ピムラ草といえば、強力な魔物がうろついている《幻影の森》にのみ生えていると聞いたことがある。しかも最近は採られ尽くされているため、森の中央部分にしか見つからないらしい。
そんな危険地帯に向かうだけでも無謀なのに、さらに治療が間に合うまでに持ってくるなれば……。

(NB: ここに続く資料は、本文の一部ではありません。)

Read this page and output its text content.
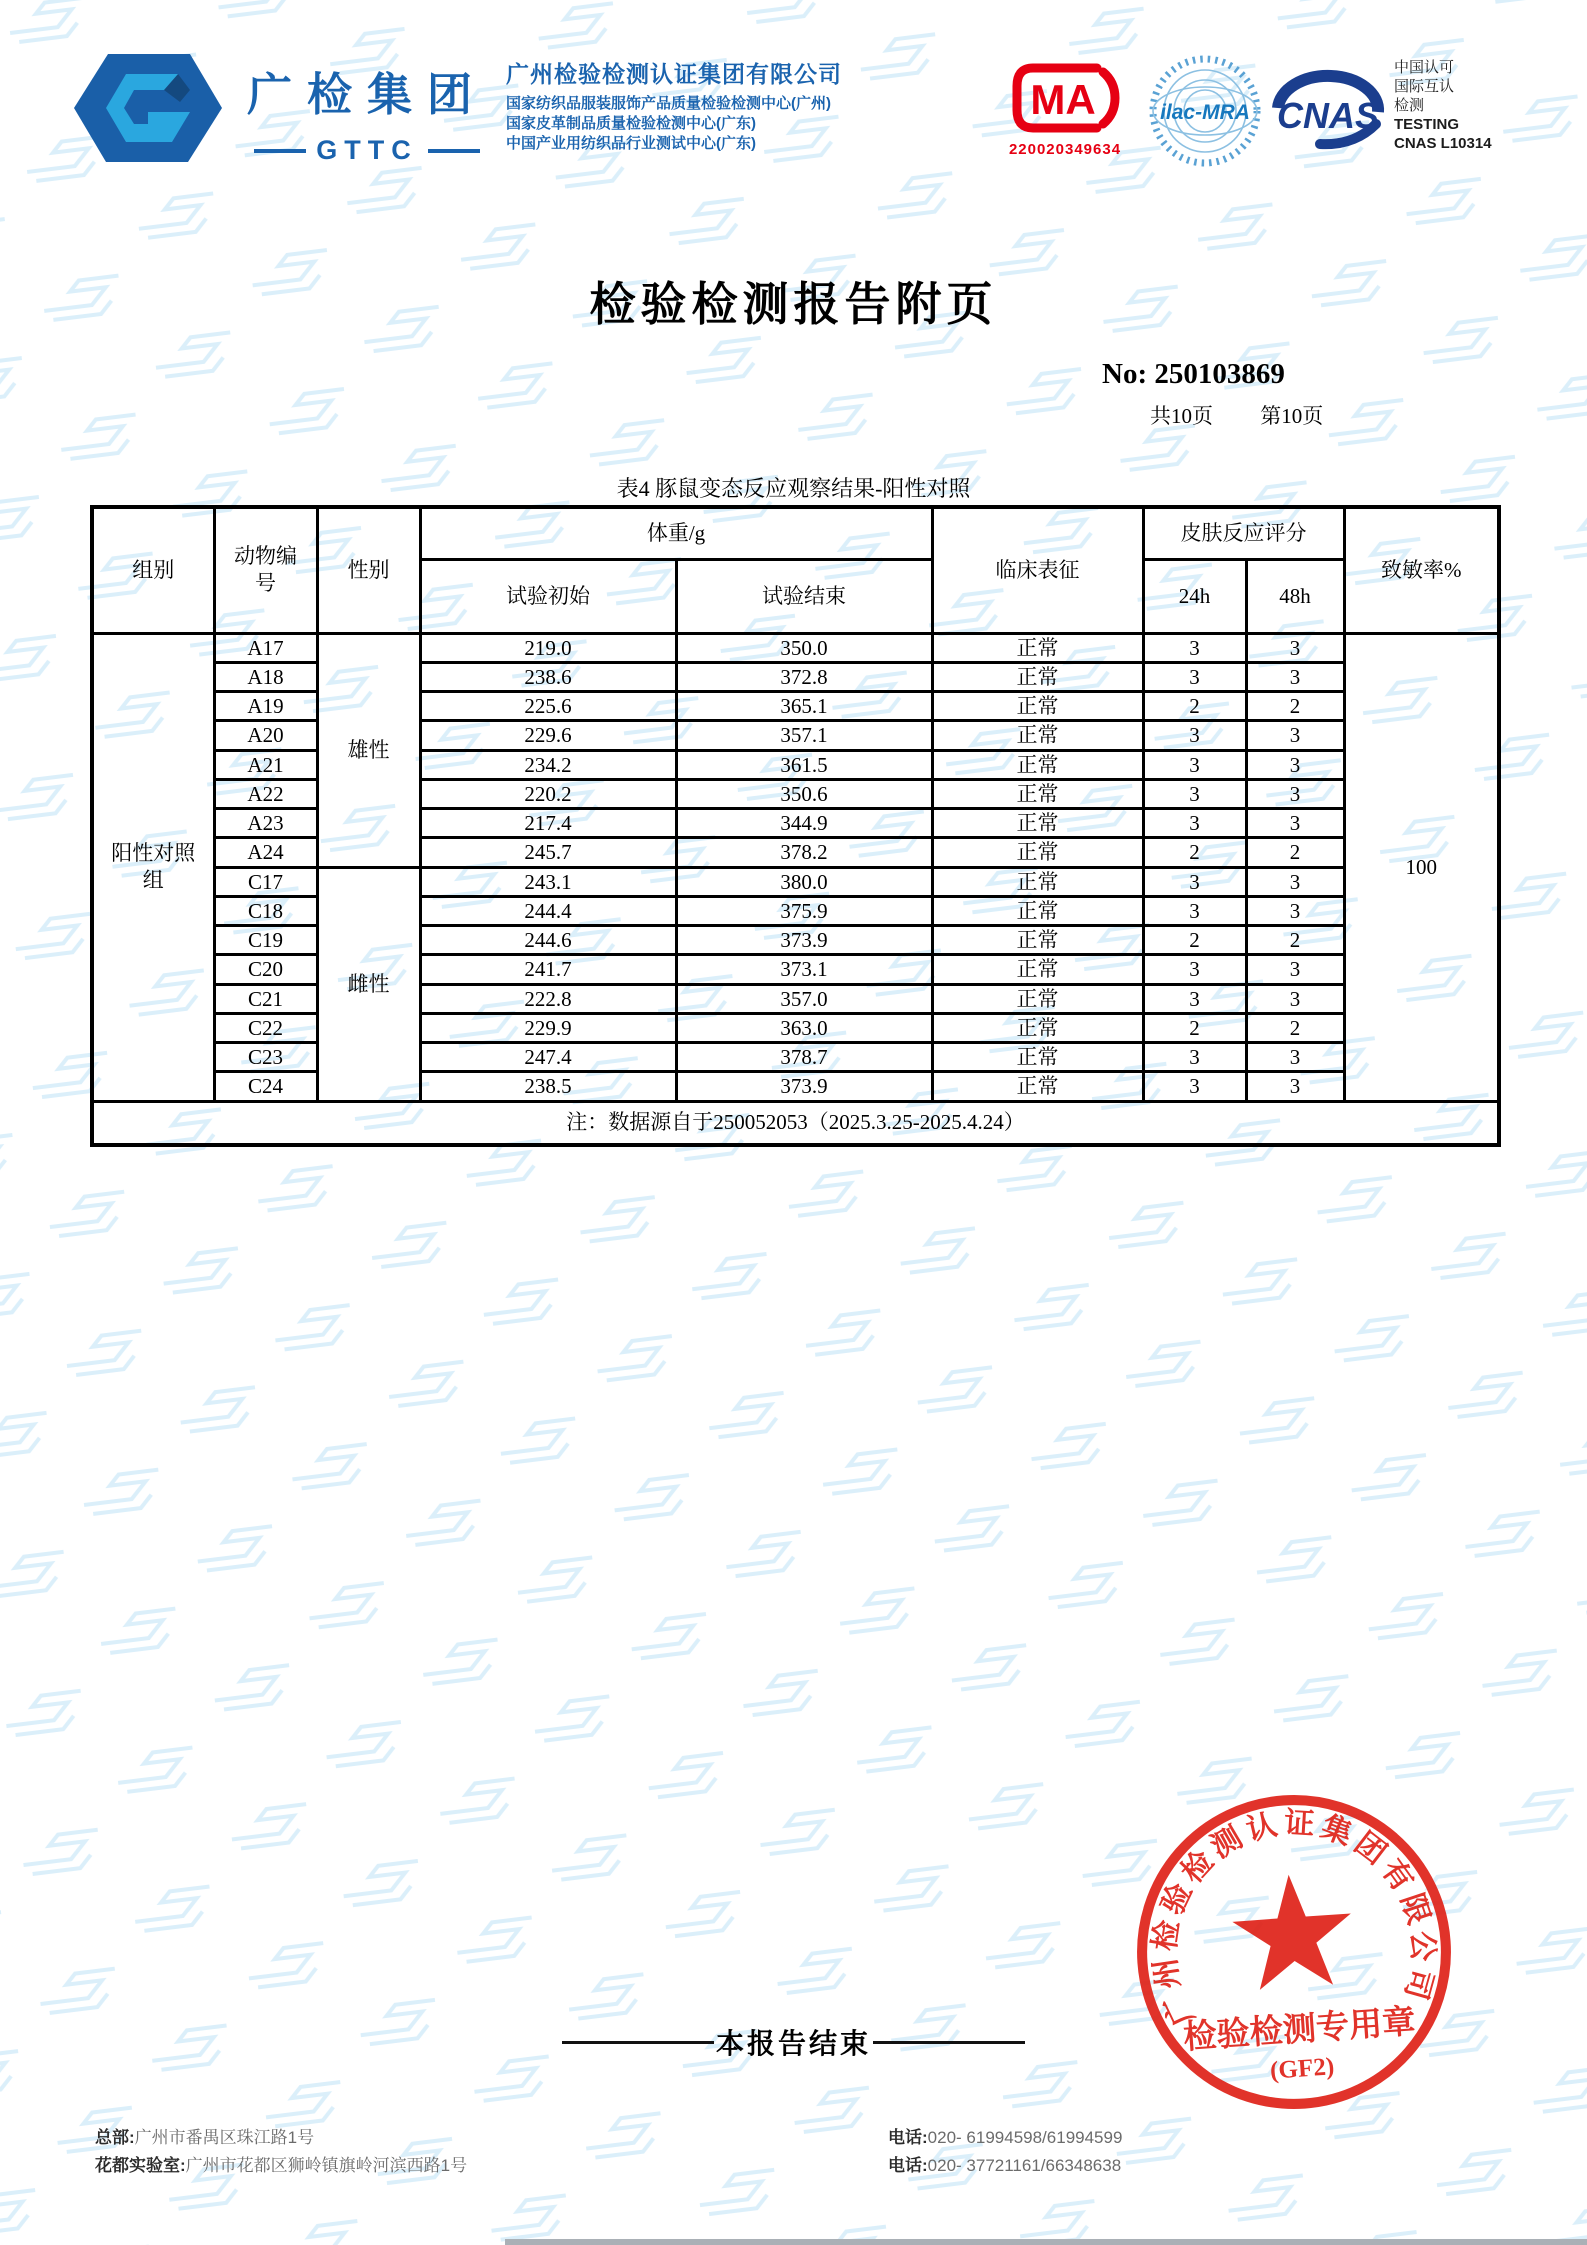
广检集团
GTTC
广州检验检测认证集团有限公司
国家纺织品服装服饰产品质量检验检测中心(广州)
国家皮革制品质量检验检测中心(广东)
中国产业用纺织品行业测试中心(广东)
MA
220020349634
ilac-MRA CNAS
中国认可
国际互认
检测
TESTING
CNAS L10314
检验检测报告附页
No: 250103869
共10页 第10页
表4 豚鼠变态反应观察结果-阳性对照
组别	动物编号	性别	体重/g		临床表征	皮肤反应评分		致敏率%
			试验初始	试验结束		24h	48h	
阳性对照组	A17	雄性	219.0	350.0	正常	3	3	100
	A18		238.6	372.8	正常	3	3	
	A19		225.6	365.1	正常	2	2	
	A20		229.6	357.1	正常	3	3	
	A21		234.2	361.5	正常	3	3	
	A22		220.2	350.6	正常	3	3	
	A23		217.4	344.9	正常	3	3	
	A24		245.7	378.2	正常	2	2	
	C17	雌性	243.1	380.0	正常	3	3	
	C18		244.4	375.9	正常	3	3	
	C19		244.6	373.9	正常	2	2	
	C20		241.7	373.1	正常	3	3	
	C21		222.8	357.0	正常	3	3	
	C22		229.9	363.0	正常	2	2	
	C23		247.4	378.7	正常	3	3	
	C24		238.5	373.9	正常	3	3	
注：数据源自于250052053（2025.3.25-2025.4.24）								
广州检验检测认证集团有限公司
检验检测专用章
(GF2)
本报告结束
总部:广州市番禺区珠江路1号
花都实验室:广州市花都区狮岭镇旗岭河滨西路1号
电话:020- 61994598/61994599
电话:020- 37721161/66348638
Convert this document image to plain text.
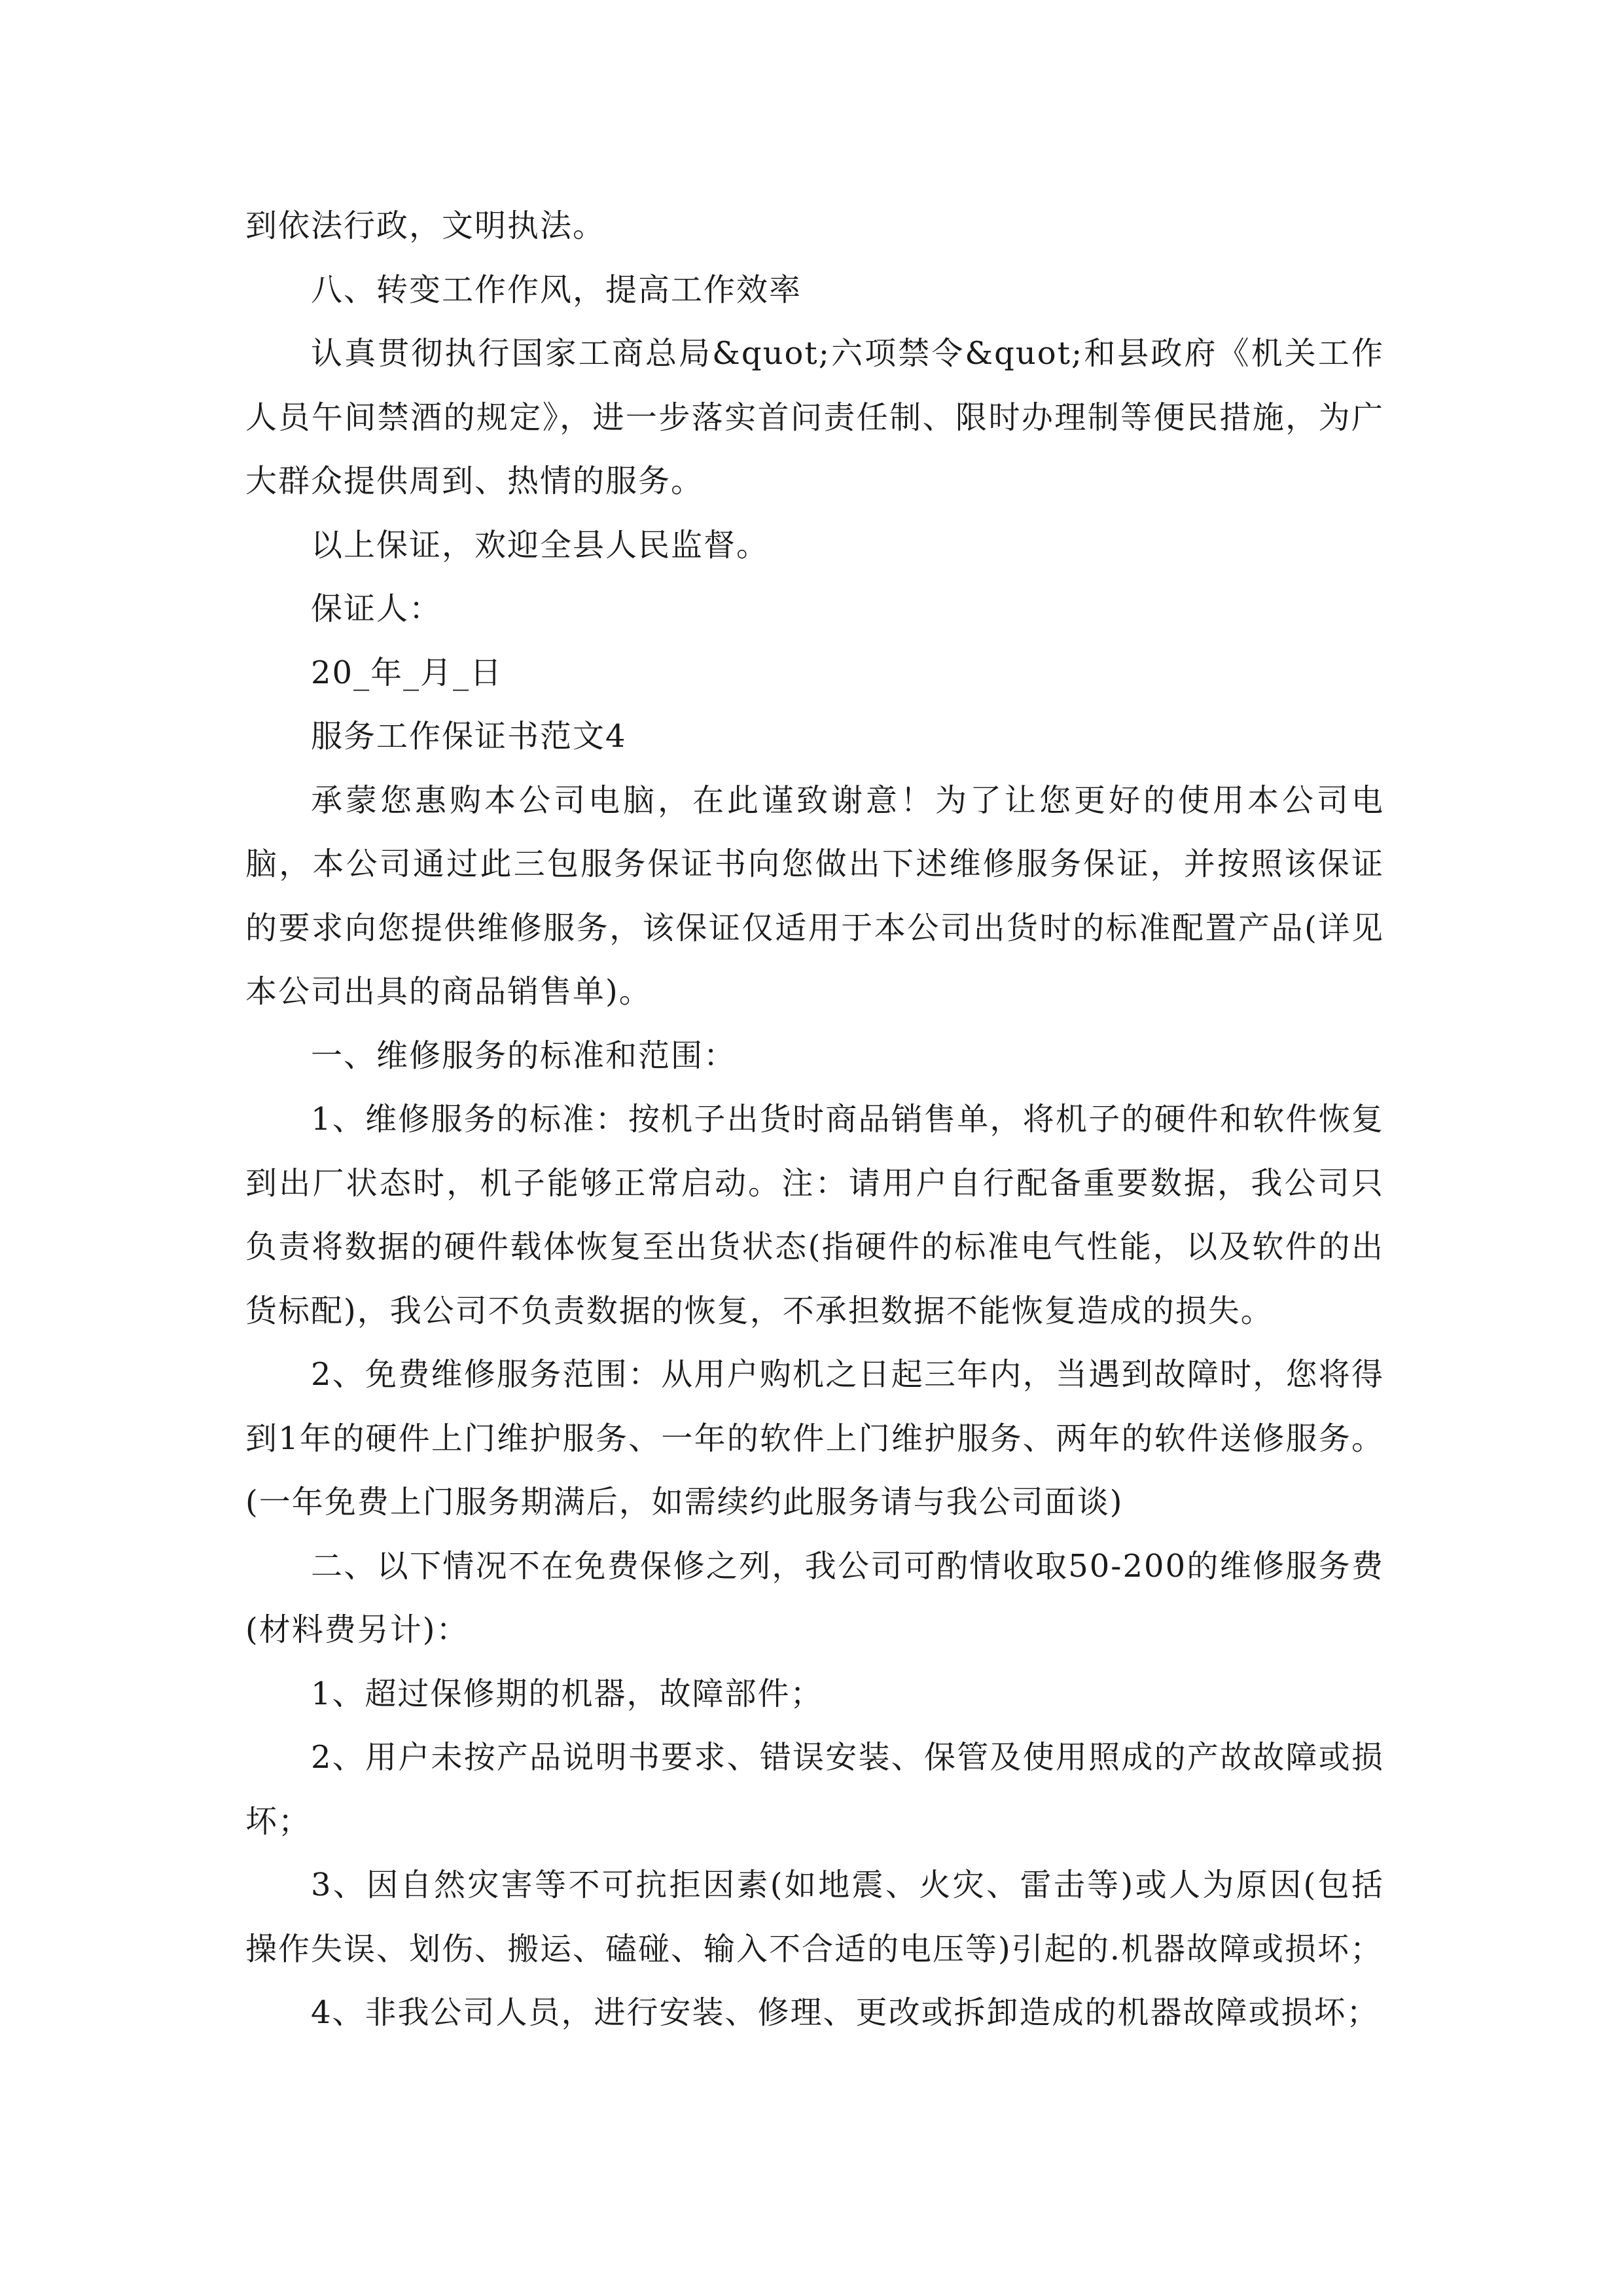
到依法行政，文明执法。

八、转变工作作风，提高工作效率

认真贯彻执行国家工商总局&quot;六项禁令&quot;和县政府《机关工作人员午间禁酒的规定》，进一步落实首问责任制、限时办理制等便民措施，为广大群众提供周到、热情的服务。

以上保证，欢迎全县人民监督。

保证人：

20_年_月_日

服务工作保证书范文4

承蒙您惠购本公司电脑，在此谨致谢意！为了让您更好的使用本公司电脑，本公司通过此三包服务保证书向您做出下述维修服务保证，并按照该保证的要求向您提供维修服务，该保证仅适用于本公司出货时的标准配置产品(详见本公司出具的商品销售单)。

一、维修服务的标准和范围：

1、维修服务的标准：按机子出货时商品销售单，将机子的硬件和软件恢复到出厂状态时，机子能够正常启动。注：请用户自行配备重要数据，我公司只负责将数据的硬件载体恢复至出货状态(指硬件的标准电气性能，以及软件的出货标配)，我公司不负责数据的恢复，不承担数据不能恢复造成的损失。

2、免费维修服务范围：从用户购机之日起三年内，当遇到故障时，您将得到1年的硬件上门维护服务、一年的软件上门维护服务、两年的软件送修服务。(一年免费上门服务期满后，如需续约此服务请与我公司面谈)

二、以下情况不在免费保修之列，我公司可酌情收取50-200的维修服务费(材料费另计)：

1、超过保修期的机器，故障部件；

2、用户未按产品说明书要求、错误安装、保管及使用照成的产故故障或损坏；

3、因自然灾害等不可抗拒因素(如地震、火灾、雷击等)或人为原因(包括操作失误、划伤、搬运、磕碰、输入不合适的电压等)引起的.机器故障或损坏；

4、非我公司人员，进行安装、修理、更改或拆卸造成的机器故障或损坏；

さすがにSランク冒険者といえども、困難な状況であると言わざるをえない。
それでも。
「……行きます」
ゆっくり立ち上がったユメルが、決意のこもった表情で医者と向き合う。
「私が《ピムラ草》を取ってくればいいんですよね。どれくらいの時間で取ってくればいいのか、教えてください」
「は……?」
医者がぱちくりと目を見開く。
「延命処置を行えば、半日はもつ見込みですが……。そうか、あなたはユメル・ハーウェイ殿……Sランク冒険者でしたな」
「はい。《幻影の森》は本来パーティーを組んでいくべき危険地帯。無謀なのはわかっていますが、このまま大事な友人をみすみす見送るわけにはいきません」
「……わかりました。私どももできるだけ延命処置を施させていただきます。ユメル殿のお帰りを、心よりお待ちしておりますよ」
★
「あ、あの!」
病院の通路。
足早に走り去ろうとするユメルの背中に、僕は勇気を振り絞って声をかけた。
「……あなたは」
ユメルは僕の顔を一瞥すると、再び視線を前方に戻す。
「お気になさらないでください。あなたを助けることができただけでも、きっとミスリアは喜んでいると思います。……どうかあの子のぶんまで、強く生きてください」
最後は涙声になりつつあった彼女に、僕の胸もぎゅっと締め付けられたけれど。
僕自身もデビルキメラとの戦いで、身体はほとんど満身創痍の状態だけど。
それでも僕は、この場から立ち去ることはどうしてもできなかった。
「僕にも行かせてください。きっと足手まといにはならないはずです」
「へ……? あなたが……?」
ユメルはそこで初めて、僕の全身をまじまじと見渡した。
「そういえば、あなたも超難関の《グレンドリオ》にいらっしゃいましたね。失礼ですが、お名前を聞かせていただいても?」
「……アデオル・ヴィレズンです。剣や魔法は扱えないですが、補助魔法でのサポートなら得意です」
「補助魔法……それは心強いですね……」
ユメルはそこで数秒だけ考え込むと、改めて僕の顔を真正面から見つめた。
「わかりました。大変申し訳ないですが、私の大事な親友を一緒に助けてくれると嬉しいです。どうか……お願いします」
そう言って深々と頭を下げるユメルだった。